What really kills We Love Bad Boys is what on Jimmy Kimmel would be called 'unnecessary censorship'. There are visible blurs on the lovely's cleavage and even her thigh (which I found bizarre given that this number was suppose to be risqué). If THAT wasn't already to my mind a bit silly enough, we get Mahesh Babu's unique dance style to the Nth Degree. Never have I seen someone lift his pant leg or flip his coat open and have that considered 'the dance'.
It just looked a bit silly to me, even more considering The Businessman was suppose to be this angry film.
Yem Chaddam (SVCV)
Personally, I couldn't stand SVCV, the first Tollywood film that I ended up virtually despising after finishing it. I always found Tollywood films to be quite amusing (even if I really didn't understand much if anything) because there was comedy, action, romance, and a few good musical numbers. However, SVCV was the first one where I didn't understand much of anything, where most musical numbers were played over scenes rather than have the characters do the numbers themselves, and where I was bored out of my mind.
It might be quite good, but judging from the Telugu-speaking audience that was there (I was the only non-Indian in the theater), even they thought it was all getting idiotic. The various hoots and hollers I heard when Superstar Mahesh Babu and Victory Venkatesh were together made me think that the predominantly male audience (I figure engineering students at UTEP) were catcalling them to kiss each other.

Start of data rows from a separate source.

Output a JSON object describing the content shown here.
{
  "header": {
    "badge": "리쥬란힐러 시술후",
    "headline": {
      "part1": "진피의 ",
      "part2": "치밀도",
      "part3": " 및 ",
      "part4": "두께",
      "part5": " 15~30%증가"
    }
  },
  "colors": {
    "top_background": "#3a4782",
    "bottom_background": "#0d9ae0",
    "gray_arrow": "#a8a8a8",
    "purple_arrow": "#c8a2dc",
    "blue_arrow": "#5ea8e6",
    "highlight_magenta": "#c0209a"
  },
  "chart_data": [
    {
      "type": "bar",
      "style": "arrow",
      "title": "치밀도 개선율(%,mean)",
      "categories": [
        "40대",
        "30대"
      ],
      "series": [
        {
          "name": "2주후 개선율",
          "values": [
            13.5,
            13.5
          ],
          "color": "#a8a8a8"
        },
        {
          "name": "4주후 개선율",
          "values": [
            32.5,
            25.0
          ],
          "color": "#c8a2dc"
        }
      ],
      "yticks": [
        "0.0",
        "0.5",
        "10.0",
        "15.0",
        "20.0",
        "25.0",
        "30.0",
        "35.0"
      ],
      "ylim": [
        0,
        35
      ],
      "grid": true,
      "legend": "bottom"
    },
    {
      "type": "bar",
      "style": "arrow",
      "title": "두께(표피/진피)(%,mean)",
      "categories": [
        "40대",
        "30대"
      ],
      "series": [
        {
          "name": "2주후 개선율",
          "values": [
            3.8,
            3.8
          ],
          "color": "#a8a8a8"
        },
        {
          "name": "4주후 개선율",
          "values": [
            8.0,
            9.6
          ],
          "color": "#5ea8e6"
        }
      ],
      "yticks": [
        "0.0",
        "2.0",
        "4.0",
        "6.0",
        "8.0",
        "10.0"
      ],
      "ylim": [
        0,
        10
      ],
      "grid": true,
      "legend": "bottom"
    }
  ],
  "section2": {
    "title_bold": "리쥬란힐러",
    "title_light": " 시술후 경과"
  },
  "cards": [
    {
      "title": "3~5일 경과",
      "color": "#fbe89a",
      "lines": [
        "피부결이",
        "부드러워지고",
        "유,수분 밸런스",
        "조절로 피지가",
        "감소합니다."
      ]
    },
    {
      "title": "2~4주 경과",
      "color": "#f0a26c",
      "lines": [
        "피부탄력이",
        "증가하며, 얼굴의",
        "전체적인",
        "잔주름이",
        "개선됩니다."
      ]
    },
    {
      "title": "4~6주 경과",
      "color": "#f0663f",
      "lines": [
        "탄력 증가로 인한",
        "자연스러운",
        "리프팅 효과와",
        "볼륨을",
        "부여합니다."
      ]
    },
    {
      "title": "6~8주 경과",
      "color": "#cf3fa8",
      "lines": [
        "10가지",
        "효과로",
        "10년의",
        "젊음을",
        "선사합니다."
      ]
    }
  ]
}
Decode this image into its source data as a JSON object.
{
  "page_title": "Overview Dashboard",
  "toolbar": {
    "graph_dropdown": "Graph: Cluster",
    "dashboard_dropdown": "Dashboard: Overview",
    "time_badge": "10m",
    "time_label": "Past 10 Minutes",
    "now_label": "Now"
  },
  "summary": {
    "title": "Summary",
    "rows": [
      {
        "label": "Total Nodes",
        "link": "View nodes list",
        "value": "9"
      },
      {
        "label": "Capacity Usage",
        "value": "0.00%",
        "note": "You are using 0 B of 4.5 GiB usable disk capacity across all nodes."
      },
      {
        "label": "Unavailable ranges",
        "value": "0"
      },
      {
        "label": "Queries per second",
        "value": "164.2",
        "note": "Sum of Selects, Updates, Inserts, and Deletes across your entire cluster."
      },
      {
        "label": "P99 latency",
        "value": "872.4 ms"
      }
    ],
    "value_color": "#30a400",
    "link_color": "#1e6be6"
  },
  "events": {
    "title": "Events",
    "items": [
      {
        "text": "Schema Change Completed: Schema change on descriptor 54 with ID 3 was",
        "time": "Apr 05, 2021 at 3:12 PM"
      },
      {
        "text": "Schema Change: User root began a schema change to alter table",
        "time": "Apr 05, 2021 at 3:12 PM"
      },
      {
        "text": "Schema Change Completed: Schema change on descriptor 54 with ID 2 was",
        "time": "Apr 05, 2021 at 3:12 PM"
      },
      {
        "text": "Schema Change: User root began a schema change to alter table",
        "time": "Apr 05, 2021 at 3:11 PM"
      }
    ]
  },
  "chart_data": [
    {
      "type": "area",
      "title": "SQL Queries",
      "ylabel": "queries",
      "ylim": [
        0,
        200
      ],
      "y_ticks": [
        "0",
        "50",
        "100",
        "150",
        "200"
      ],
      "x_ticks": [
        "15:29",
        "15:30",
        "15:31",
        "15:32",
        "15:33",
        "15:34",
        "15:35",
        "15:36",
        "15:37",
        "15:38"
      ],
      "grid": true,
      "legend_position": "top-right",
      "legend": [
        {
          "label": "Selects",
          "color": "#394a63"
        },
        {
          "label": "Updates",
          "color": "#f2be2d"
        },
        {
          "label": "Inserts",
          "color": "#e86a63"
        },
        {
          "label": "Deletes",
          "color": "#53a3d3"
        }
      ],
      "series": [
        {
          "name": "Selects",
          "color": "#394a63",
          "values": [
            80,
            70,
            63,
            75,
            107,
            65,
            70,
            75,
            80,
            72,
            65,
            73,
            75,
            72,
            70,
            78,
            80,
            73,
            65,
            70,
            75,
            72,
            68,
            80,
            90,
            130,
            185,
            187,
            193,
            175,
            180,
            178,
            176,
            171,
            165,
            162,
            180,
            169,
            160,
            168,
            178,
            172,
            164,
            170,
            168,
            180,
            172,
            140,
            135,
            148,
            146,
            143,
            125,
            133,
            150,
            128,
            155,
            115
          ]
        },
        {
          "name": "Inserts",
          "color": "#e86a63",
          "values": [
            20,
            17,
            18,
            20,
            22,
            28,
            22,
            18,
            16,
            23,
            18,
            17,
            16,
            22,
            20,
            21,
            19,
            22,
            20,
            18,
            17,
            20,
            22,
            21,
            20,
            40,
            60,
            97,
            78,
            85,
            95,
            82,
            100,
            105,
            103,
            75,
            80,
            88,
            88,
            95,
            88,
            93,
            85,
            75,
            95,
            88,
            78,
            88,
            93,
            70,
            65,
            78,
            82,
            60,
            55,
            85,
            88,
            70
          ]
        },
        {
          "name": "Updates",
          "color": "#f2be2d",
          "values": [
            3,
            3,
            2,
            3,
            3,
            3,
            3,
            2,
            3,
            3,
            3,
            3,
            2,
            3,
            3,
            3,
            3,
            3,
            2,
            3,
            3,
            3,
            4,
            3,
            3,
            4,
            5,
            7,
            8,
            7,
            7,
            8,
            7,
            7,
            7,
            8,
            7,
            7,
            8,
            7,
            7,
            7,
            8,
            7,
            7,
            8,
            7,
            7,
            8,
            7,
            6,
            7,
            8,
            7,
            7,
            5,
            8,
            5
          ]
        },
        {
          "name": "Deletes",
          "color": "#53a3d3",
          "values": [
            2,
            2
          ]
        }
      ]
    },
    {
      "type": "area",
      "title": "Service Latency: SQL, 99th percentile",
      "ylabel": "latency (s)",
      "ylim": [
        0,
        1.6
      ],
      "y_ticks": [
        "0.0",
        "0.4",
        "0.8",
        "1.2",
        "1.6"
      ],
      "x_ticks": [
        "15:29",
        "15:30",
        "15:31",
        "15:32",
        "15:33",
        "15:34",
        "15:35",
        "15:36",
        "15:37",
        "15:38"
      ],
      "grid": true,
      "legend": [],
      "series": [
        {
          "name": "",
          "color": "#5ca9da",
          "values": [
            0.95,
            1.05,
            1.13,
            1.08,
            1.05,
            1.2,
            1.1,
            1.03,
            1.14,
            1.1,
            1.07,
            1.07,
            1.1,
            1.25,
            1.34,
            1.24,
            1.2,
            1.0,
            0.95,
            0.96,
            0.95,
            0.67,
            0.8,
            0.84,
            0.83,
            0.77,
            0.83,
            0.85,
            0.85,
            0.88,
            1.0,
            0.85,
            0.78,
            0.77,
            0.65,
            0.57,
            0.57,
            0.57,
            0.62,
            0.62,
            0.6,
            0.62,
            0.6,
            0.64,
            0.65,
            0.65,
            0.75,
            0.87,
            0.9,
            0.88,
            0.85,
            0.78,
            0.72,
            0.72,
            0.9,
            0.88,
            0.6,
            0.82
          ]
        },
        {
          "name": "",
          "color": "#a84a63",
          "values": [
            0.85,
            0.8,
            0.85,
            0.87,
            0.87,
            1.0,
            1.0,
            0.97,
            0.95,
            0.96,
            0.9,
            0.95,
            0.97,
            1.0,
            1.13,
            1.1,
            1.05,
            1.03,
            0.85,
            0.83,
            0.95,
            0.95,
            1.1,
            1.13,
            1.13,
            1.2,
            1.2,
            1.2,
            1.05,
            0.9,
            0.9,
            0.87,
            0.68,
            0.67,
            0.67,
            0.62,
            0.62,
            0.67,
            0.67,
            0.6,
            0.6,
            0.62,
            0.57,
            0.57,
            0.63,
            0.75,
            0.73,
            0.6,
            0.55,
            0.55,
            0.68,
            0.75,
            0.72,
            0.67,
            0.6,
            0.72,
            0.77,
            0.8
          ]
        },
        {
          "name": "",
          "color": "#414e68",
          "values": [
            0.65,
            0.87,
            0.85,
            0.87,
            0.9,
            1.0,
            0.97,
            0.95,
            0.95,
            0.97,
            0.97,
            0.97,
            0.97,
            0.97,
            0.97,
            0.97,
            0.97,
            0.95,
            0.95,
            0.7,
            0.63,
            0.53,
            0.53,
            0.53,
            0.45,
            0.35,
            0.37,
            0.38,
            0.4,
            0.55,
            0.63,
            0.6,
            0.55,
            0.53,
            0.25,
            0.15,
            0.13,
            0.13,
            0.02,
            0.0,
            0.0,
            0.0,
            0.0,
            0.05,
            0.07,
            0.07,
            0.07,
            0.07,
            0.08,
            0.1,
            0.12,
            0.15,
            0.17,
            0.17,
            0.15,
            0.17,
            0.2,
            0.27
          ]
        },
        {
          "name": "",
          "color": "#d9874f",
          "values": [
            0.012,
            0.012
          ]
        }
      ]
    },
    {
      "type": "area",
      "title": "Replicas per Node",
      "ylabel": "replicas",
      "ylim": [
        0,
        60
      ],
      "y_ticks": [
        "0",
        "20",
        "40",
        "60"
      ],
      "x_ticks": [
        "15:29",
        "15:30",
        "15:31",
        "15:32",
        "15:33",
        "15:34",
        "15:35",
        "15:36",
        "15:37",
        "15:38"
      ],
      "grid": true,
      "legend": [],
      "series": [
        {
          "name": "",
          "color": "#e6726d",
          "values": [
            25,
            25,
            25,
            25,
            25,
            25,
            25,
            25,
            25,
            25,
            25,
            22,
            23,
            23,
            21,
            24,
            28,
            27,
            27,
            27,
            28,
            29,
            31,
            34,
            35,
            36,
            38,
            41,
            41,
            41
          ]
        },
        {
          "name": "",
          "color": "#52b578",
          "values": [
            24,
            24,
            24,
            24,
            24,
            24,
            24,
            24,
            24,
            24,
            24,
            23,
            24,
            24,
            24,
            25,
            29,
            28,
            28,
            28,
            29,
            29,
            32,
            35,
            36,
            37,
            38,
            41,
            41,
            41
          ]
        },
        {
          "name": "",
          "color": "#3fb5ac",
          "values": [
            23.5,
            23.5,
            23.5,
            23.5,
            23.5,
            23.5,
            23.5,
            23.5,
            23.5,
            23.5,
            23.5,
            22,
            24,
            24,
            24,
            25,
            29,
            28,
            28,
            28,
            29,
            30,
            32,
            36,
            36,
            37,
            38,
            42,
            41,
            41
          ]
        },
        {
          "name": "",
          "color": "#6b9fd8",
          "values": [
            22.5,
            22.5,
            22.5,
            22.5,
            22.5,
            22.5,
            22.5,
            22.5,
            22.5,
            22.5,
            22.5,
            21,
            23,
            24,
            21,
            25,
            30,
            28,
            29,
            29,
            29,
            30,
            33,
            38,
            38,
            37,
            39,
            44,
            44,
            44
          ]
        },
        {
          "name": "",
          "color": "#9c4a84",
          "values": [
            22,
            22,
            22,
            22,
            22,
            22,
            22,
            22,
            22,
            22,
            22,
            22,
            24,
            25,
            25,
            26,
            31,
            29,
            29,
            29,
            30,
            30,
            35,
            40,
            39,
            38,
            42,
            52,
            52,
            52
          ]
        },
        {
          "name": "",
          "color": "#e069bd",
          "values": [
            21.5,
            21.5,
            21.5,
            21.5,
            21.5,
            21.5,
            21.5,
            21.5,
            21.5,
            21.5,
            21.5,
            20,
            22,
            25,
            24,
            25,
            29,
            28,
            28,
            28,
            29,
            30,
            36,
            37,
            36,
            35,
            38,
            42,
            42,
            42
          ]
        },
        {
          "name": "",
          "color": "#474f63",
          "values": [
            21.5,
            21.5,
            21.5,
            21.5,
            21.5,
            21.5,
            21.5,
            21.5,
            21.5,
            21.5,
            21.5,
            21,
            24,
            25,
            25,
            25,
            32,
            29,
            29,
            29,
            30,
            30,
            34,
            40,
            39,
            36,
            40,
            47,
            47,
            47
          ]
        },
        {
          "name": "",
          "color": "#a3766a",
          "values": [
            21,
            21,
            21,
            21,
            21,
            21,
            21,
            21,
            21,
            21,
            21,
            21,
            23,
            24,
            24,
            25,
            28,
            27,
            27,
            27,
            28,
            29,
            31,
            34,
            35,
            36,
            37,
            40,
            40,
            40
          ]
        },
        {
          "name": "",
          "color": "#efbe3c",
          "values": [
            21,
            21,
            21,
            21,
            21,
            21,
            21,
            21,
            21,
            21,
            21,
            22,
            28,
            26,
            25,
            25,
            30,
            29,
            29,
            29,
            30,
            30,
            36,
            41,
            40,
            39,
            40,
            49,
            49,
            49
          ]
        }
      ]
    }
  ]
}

Frankly, I don't remember any musical numbers save for Yem Chaddam, and that was because I thought it was so bizarre that these two giants of Telugu cinema never shared the screen in this big musical number. They were always cut in split screen, with one flipping his shirt collar, the other tugging at his shirt. I leave to you to guess who did what.
Now, while this isn't the scene exactly as it was, it gives an approximation of what we saw.
Chandamama Navee (The Businessman)
Oh, Businessman, what happened?
As I watched the Chandamama Navee number, I was aghast at what was going on. I actually stopped taking notes and sat agape at how this 'romantic' scene was playing out.
Let me set this up for you. The girl had been abducted when she had gotten on what she thought was a legitimate taxi but really one of the Businessman's minion's cars. She had been rendered unconscious by chloroform and taken to the Businessman's lair. There, while unconscious, he starts 'romancing' her.
To my little ol' eyes, it looked like she was all but being raped! She wasn't because there was no visible penetration, but somehow the thought that this woman was not in her full state of mind when a man is over her, flinging her about and kissing her without her consent was pretty shocking.
I'm sure no one on The Businessman intended to suggest any rape, but sadly that's the impression I got while watching. I was stunned at how all this was playing out and couldn't understand how no one on the production could not see that seeing an unconscious woman on a man's bed while he made romantic overtures wouldn't come across as a bit...forced.
So far we have yet to have another Tollywood/Bollywood film (a movie in Telugu or Hindi) play in El Paso. Should one come across, I am reluctant to watch, not just because of these musical numbers, but because SVCV was such a bore.